Self-help books tell you to put what you want out into the universe and the law of attraction will deliver it. This is what led to the Facebook Dating Project. I wanted to reach everyone in my circle and say, "Hey, I’m ready to find THE ONE." But it’s not so easy. My past three set-ups have crashed and burned before ever getting started.
The first guy who bailed was actually a second date. We had a good time on the first date and he asked me out again a few days later. But he was so busy that he was suggesting dates four weeks in the future. At that rate I would barely remember who he was. Call me high maintenance but I think when you’re excited about someone, you want to see him or her and will find two hours in your schedule for a coffee or beer. I stopped answering his e-mails. Next.
The second guy was another set-up. He e-mailed and I suggested we meet for drinks. He responded a week later. That was a bad sign. He apologized for taking so long to get back to me and we went back and forth a bunch of times but could never get a date on the calendar. Next.
Finally, a very nice single friend asked me to dinner. I asked him, "Why don’t we do it next week?" He said he didn’t know his schedule and would get back to me. A few weeks later I texted him, "Hey, we never got that dinner," and he said he was embarrassed because he was broke that week. That was a huge bummer. We didn’t have to go to dinner. This is Los Angeles, let’s have an iced tea by the ocean or hike a canyon. It wasn’t about the money and it was worse to flake. Next.
So why do guys flake before they even meet you? I asked The Panel:
"I think someone who flakes after the date is set up is probably not all that interested in being set up." — Abby, 37, married
"A first date is like a first job interview, this is how you expect to be viewed by people for future engagements. You go through with it no matter what, and more times than not you may be surprised from your expectations. Keep it low cost and simple. Get to know each other and later decide if this is a person you would like to impress or spend more money on." — Wilfredo, 45, in a relationship
"If you really care about meeting someone new, you make the effort to do it. And if a mutual friend sets you up, flaking will not only look bad on you, but the mutual friend too. If you are going to make anyone look bad, please don't let it be the person trying to find a relationship. Don't be late and don’t flake." — Grayson, 27, in a relationship
One of the best parts of being in a relationship is having someone else in your life to take into consideration. When you're single, it’s all about you. No obligations, no one to answer to, no one to check in with. But it’s a slippery slope. We singles run the risk of getting so used to not having to think about anyone before we make decisions that subconsciously we start to like it. We get lazy. We don’t really feel like getting dolled up, spending money or trying to impress someone new. So guess what — we flake. It’s easier than putting yourself out there.
I, however, refuse to be a flake! I'm looking for someone who wants to make room in his life for me and I will make room in my life for him.
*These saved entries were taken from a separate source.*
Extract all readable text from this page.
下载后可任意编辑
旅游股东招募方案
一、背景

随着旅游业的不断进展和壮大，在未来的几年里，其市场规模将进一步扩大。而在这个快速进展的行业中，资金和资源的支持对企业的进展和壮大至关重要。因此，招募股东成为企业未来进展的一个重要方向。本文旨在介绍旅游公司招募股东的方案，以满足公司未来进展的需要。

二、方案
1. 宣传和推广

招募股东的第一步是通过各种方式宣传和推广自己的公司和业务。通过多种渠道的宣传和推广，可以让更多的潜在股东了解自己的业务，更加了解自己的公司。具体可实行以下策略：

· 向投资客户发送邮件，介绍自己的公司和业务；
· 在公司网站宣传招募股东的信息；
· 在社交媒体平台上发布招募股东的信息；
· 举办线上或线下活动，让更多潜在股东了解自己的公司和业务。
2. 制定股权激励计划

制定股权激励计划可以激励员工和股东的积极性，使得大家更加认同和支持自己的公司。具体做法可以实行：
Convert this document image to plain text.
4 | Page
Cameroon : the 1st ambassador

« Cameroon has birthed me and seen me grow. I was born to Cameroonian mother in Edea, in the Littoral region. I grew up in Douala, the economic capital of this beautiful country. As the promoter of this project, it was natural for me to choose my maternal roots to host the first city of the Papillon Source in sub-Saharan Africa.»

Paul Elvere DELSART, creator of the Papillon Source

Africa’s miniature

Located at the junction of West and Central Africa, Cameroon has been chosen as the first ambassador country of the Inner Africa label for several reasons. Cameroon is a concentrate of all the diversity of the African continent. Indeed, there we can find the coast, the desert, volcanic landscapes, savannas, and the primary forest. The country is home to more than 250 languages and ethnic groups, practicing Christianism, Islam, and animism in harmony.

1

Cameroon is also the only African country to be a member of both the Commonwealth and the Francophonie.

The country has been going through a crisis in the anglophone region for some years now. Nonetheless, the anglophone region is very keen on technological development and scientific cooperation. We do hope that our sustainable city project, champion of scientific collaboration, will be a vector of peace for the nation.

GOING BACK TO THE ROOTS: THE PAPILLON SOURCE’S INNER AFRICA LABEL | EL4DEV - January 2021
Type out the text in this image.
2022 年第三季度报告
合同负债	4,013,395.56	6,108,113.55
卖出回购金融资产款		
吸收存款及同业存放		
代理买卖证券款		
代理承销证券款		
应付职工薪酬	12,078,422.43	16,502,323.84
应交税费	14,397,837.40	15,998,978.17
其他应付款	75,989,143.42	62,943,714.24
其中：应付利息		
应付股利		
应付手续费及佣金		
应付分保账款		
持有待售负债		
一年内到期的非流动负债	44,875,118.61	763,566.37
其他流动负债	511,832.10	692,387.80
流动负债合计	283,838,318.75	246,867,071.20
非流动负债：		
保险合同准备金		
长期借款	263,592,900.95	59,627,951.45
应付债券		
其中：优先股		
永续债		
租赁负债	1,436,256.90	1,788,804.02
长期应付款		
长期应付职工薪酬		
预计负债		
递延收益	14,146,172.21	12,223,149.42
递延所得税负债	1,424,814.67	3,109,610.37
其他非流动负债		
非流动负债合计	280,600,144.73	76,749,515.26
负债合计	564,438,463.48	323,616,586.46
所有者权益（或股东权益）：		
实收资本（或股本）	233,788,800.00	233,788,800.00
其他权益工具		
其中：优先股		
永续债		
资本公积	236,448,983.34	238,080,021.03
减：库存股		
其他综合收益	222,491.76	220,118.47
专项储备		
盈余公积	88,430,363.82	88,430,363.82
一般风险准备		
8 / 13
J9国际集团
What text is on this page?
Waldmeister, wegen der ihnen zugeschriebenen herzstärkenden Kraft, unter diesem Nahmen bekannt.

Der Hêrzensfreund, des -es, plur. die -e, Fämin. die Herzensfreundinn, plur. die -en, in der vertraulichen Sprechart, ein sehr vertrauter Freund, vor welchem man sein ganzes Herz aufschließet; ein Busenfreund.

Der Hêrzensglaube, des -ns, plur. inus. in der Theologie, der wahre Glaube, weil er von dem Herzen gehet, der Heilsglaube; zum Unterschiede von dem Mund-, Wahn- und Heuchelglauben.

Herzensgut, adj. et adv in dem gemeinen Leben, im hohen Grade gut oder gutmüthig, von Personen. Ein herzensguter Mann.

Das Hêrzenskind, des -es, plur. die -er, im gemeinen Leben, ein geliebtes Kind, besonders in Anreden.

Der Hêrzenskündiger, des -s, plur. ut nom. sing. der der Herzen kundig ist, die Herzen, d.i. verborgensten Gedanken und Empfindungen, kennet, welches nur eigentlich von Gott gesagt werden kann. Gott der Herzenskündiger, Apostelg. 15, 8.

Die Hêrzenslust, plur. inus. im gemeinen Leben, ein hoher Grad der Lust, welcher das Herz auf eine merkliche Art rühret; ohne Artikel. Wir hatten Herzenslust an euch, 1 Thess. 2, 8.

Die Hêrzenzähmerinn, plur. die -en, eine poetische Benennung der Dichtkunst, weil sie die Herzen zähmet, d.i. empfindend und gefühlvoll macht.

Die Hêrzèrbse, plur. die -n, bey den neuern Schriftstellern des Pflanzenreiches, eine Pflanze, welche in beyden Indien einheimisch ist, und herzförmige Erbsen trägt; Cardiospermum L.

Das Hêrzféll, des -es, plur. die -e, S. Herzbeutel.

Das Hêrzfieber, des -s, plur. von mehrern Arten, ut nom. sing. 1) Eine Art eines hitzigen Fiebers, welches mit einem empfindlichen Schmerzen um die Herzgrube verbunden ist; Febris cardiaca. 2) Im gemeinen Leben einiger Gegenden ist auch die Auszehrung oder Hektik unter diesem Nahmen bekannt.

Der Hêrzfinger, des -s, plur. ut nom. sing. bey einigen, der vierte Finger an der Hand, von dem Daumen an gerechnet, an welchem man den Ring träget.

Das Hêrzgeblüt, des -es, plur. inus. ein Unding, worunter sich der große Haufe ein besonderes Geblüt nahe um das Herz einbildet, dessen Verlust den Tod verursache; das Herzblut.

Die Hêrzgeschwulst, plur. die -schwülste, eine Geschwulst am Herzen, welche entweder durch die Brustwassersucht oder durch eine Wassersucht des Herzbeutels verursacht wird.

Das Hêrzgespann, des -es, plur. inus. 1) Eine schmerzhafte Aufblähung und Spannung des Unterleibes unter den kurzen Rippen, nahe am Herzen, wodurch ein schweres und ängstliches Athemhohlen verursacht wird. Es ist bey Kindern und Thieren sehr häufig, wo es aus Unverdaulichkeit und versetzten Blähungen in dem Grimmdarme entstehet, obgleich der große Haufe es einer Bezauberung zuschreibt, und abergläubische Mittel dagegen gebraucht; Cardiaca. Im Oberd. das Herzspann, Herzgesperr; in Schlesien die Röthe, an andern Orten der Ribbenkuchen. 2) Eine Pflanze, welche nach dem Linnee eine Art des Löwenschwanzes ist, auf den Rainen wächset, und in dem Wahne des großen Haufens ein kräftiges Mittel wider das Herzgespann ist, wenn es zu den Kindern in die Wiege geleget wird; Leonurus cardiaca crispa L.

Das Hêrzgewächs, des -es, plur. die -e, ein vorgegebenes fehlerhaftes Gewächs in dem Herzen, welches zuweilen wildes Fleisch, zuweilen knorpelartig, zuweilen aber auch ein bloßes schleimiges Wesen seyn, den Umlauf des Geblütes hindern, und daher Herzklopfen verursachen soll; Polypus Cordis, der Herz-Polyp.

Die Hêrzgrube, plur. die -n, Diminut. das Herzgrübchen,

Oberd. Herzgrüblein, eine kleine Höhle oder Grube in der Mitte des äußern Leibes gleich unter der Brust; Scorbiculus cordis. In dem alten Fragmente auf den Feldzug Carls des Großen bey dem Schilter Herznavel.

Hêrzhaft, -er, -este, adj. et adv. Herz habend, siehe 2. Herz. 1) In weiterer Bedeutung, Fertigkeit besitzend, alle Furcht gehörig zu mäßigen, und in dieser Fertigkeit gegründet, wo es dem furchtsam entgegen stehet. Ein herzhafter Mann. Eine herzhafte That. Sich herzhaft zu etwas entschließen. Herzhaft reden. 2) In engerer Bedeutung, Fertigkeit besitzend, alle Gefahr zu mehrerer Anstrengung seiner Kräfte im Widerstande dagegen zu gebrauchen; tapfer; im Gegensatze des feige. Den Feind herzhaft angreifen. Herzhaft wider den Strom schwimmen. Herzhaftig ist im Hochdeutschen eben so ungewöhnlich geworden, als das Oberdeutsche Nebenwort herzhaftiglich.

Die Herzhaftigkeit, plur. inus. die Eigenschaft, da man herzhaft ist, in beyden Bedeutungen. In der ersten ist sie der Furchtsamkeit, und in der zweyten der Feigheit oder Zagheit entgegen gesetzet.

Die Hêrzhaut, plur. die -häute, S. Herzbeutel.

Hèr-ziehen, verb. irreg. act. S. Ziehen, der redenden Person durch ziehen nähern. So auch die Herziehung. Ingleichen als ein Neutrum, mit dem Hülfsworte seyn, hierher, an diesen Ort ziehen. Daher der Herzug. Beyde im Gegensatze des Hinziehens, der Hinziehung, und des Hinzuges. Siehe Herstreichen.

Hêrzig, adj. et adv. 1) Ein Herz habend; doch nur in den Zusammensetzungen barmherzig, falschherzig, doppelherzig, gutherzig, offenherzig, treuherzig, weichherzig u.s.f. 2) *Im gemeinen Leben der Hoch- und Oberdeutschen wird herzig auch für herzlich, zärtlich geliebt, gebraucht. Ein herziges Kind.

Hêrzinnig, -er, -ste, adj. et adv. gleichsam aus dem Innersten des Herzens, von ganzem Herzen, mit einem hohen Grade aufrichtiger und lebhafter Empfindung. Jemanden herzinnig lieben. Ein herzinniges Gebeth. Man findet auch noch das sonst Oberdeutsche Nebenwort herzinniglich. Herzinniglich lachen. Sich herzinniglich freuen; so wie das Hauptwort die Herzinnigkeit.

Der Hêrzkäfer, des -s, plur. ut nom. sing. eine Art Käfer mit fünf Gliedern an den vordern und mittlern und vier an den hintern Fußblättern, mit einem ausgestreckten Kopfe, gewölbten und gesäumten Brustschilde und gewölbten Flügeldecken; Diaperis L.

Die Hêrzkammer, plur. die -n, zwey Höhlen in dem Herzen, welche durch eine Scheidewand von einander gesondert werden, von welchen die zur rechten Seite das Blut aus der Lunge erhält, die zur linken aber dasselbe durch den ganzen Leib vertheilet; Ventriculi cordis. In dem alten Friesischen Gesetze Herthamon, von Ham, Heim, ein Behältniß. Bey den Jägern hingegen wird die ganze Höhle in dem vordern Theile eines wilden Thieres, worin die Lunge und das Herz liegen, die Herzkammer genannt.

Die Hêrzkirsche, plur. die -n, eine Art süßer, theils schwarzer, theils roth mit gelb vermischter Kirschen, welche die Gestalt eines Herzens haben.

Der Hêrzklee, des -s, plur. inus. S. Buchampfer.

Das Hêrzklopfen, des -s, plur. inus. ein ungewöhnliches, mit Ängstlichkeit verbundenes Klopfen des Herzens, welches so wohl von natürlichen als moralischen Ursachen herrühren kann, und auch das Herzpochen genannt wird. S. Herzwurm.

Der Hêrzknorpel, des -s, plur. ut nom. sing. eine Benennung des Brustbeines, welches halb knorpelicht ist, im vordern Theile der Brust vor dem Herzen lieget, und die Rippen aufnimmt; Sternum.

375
If you can't find two hours in your schedule to go out on a date with me, then you're not interested in meeting me. If you can’t think of a date that doesn’t break your bank, then you’re not interested in meeting me. If you cancel on me at the last minute for no reason at all, then you just suck.
Guys, you’re not doing me, or your friends, any favors when you agree to a set-up. Say no upfront and you’ll never have to worry about being a flake. If you say yes, then be a man, and take a chance. You might find something really great.